3 thoughts on “This explains the divorce rate”
  1. “Only a narcissist who doesn’t understand what a marriage and family really means gets tied up in the competitiveness between the sexes.” THIS is the key. Yes the woman takes an earnings hit but the guy spends more time at work. With me it was always wife got the better car since she often had the boys. I drove 100 miles a day so no need to destroy a new car. I had the nicer car when we first got married, she has had the nicer car since then. It is a partnership, that’s how you make it work. Coming up on 28 years soon.

  2. Yup, we dont have kids,but my wife drives my 2015 Tundra to work because I have a company van. I am so sick and tired of the “fairness and inequality” war.
    Life aint fair. There are people who make less than me, there are tons who make more. What? The mechanic is supposed to make what the heart surgeon makes? The check out clerk should make what an engineer makes?? These morons dont realize that “equality” really means everyone equaly MISERABLE.
    Another example of not being taught morality…

  3. I stayed home with the kids. My wife always had a higher income than I, and it was her job that moved us to this state in the first place. So I’ve spent that last 5 years without any sort of monetary return on my time. Actually, it’s been longer than that since I carried a full-time job, but that’s because I took the first year of our residence to complete an-depth remodel of our house. My graph looks a lot like the ‘Women after first kid’ than any of the others.
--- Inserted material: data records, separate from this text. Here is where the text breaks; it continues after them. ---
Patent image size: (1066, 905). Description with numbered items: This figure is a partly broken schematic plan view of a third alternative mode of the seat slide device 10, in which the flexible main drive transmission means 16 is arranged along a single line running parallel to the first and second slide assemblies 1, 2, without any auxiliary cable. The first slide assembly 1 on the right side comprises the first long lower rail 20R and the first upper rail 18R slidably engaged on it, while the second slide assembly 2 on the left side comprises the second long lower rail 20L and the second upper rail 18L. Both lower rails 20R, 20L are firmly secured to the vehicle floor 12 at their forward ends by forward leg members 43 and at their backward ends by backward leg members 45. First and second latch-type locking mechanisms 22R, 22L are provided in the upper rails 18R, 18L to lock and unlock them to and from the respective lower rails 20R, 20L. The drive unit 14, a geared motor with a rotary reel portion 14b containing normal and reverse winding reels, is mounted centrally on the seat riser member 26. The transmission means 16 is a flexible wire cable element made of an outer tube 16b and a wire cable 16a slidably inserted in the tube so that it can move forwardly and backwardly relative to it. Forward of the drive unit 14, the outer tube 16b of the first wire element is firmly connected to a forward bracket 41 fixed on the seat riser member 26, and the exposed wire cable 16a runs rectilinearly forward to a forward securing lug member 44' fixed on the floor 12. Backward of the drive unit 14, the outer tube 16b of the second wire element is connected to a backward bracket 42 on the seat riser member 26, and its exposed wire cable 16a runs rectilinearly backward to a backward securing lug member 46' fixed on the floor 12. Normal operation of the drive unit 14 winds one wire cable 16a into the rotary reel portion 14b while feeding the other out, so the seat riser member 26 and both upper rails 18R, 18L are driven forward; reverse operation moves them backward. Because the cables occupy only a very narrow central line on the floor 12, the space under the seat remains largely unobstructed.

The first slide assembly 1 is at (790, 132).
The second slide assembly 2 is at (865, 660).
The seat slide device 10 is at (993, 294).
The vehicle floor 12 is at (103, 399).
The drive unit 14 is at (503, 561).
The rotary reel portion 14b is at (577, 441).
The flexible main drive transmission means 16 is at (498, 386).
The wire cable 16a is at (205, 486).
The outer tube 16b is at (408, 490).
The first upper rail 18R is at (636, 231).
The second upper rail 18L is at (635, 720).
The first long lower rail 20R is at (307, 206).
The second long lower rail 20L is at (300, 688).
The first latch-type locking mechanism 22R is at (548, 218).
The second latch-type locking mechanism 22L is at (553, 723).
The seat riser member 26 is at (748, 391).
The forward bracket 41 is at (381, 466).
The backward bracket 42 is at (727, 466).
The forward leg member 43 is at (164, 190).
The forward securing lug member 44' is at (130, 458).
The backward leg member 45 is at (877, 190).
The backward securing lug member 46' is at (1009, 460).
Actually, probably worse, since I was was a carpenter before. If I’d stayed at work, I’d likely be doing spec homes right now, and remodels. Now, I work part time at a farm store gun counter. Even if I went back into construction, I’m not competing at the management level I was before- I’d be competing with the labor pool, and younger is almost always cheaper in the labor pool. We knew when we made the decision that we were probably making an irreparable change to my career. We did it anyway, and gladly.